Cave, competizione e controlli

La governance, le “seconde lavorazioni” e le condizioni di lavoro sono diventati nodi cruciali da sciogliere per il rilancio del sistema

La prima legge provinciale promulgata nel 2017 riscrive, dopo un decennio, le regole per la gestione delle 150 cave trentine, delle quali 90 di porfido, un «talento» donato al Trentino dalla natura, ma non sfruttato nel modo migliore. Una profonda crisi ha messo il settore in ginocchio, dimezzandone gli addetti, ridottisi negli ultimi quindici anni a meno di 700 (830 contando anche gli extraporfido). Una crisi in cui annaspa un insieme poco innovativo di piccole imprese (8,5 addetti in media), non molto propense ad aggregarsi e troppo inclini, o costrette, a competere sul prezzo a danno della qualità. La governance, le «seconde lavorazioni» e le condizioni di lavoro sono diventati nodi cruciali da sciogliere per il rilancio del sistema.

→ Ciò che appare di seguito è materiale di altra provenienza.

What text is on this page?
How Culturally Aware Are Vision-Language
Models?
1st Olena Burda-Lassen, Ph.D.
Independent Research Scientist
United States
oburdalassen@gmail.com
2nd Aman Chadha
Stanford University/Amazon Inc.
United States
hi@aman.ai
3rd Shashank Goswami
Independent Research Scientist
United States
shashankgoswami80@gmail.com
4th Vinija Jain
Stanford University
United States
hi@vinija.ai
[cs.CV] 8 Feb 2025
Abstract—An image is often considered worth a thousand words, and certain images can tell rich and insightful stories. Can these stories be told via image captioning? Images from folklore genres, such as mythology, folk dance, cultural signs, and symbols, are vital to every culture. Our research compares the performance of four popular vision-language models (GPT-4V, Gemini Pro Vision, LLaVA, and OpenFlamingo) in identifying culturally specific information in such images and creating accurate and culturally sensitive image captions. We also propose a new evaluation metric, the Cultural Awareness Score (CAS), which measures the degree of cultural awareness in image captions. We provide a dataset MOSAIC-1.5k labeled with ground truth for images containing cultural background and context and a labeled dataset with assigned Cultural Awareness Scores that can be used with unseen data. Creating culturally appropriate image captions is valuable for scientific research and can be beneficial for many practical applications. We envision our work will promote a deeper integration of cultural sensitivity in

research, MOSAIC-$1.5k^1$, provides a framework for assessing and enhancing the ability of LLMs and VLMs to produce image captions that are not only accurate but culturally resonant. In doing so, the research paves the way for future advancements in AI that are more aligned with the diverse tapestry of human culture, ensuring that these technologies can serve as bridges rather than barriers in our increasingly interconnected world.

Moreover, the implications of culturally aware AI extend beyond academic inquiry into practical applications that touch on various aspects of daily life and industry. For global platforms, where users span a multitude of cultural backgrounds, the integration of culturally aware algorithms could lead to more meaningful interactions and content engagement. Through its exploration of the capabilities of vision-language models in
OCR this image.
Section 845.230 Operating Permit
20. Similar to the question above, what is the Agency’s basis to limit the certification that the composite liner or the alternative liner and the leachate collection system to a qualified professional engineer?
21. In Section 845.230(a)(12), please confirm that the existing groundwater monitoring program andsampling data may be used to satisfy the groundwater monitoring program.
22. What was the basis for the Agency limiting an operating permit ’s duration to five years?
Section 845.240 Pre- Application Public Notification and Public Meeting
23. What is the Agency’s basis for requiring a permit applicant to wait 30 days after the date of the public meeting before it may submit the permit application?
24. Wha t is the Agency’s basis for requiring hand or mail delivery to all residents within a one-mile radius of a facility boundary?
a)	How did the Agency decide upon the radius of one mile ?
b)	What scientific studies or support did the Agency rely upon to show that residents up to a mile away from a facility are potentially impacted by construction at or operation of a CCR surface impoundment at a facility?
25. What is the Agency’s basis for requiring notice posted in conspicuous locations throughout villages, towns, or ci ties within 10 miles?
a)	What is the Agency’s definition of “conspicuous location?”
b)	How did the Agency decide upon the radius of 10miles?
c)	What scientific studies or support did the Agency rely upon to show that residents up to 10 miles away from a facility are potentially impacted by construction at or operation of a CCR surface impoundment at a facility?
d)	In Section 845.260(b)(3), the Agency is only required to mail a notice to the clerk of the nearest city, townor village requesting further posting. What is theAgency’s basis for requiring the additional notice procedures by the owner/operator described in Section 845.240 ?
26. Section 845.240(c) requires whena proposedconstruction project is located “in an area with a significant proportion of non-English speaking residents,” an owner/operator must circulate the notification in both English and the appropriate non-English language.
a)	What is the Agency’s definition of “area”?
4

La nuova legge confida nelle gestioni associate dei Comuni, ma anche in un più forte ruolo di stimolo e di controllo della Giunta provinciale, cui affida una serie di strumenti potenziati: il disciplinare-tipo di concessione, il bando-tipo di gara per il porfido (che prevede di valutare anche la qualità del concorrente e l’occupazione), i criteri per i nuovi lotti, più grandi degli attuali (macrolotti), il programma dei controlli ambientali, minerari, sanitari e retributivo-contributivi, per finire con il rilancio del Distretto del porfido e della pietra trentina. Ma il vero «strappo» con le cattive abitudini del passato sono i vincoli alle seconde lavorazioni, quelle, per capirci, con cui si passa dal materiale semilavorato (il «grezzo») ai prodotti per l’edilizia (cubetti, binderi, piastrelle). Si stima che oggi i cavatori lavorino non più della metà del grezzo; il resto è ceduto ad altre aziende, in genere poco strutturate, con alta natimortalità e vari aspetti critici, specie rispetto alla qualità del lavoro. La nuova legge impone perciò alle ditte con cava pubblica di lavorare una parte consistente del grezzo con propri dipendenti, a regime non meno dell’80 per cento. Della parte ceduta a terzi, quindi il 20 per cento massimo, va data comunicazione al comune, per consentirne la tracciabilità, e quindi controlli più efficaci, anche grazie all’obbligo di pesatura dei materiali di cava, che rende oggettive le quantità. «Se applicata bene, la nuova legge, con i macrolotti e le tre regole sulle seconde lavorazioni (80-20, pesatura e tracciabilità del grezzo) sarà una vera rivoluzione, che può far ripartire il settore» afferma l’ing. Alessandro Tomasi, dirigente del Servizio minerario, in genere poco incline ai proclami.

In effetti la nuova legge usa «medicine» forti; mette robusti paletti all’autonomia dei comuni e all’organizzazione dei cavatori, ma soprattutto rende praticabile l’obiettivo principale della legge del 2006: l’apertura del sistema estrattivo a nuove energie imprenditoriali. Taluni, sbrigativamente, definiscono quella legge «fallita»: in realtà la misura più dirompente, cioè la messa all’asta dei rinnovi delle concessioni in essere, non è stata di fatto ancora applicata, perché è in corso il lungo periodo transitorio. Ma quella misura è il germe della rinascita: le cave pubbliche, che dal 1980 sono in mano alle stesse imprese, fra qualche tempo saranno riassegnate con procedura competitiva. Non è detto che ciò sarà risolutivo, ma sarà comunque una sferzata benefica, visto che il regime delle concessioni bloccate, alla lunga, non si è rivelato per niente salutare. Come ogni forma antistorica di protezionismo.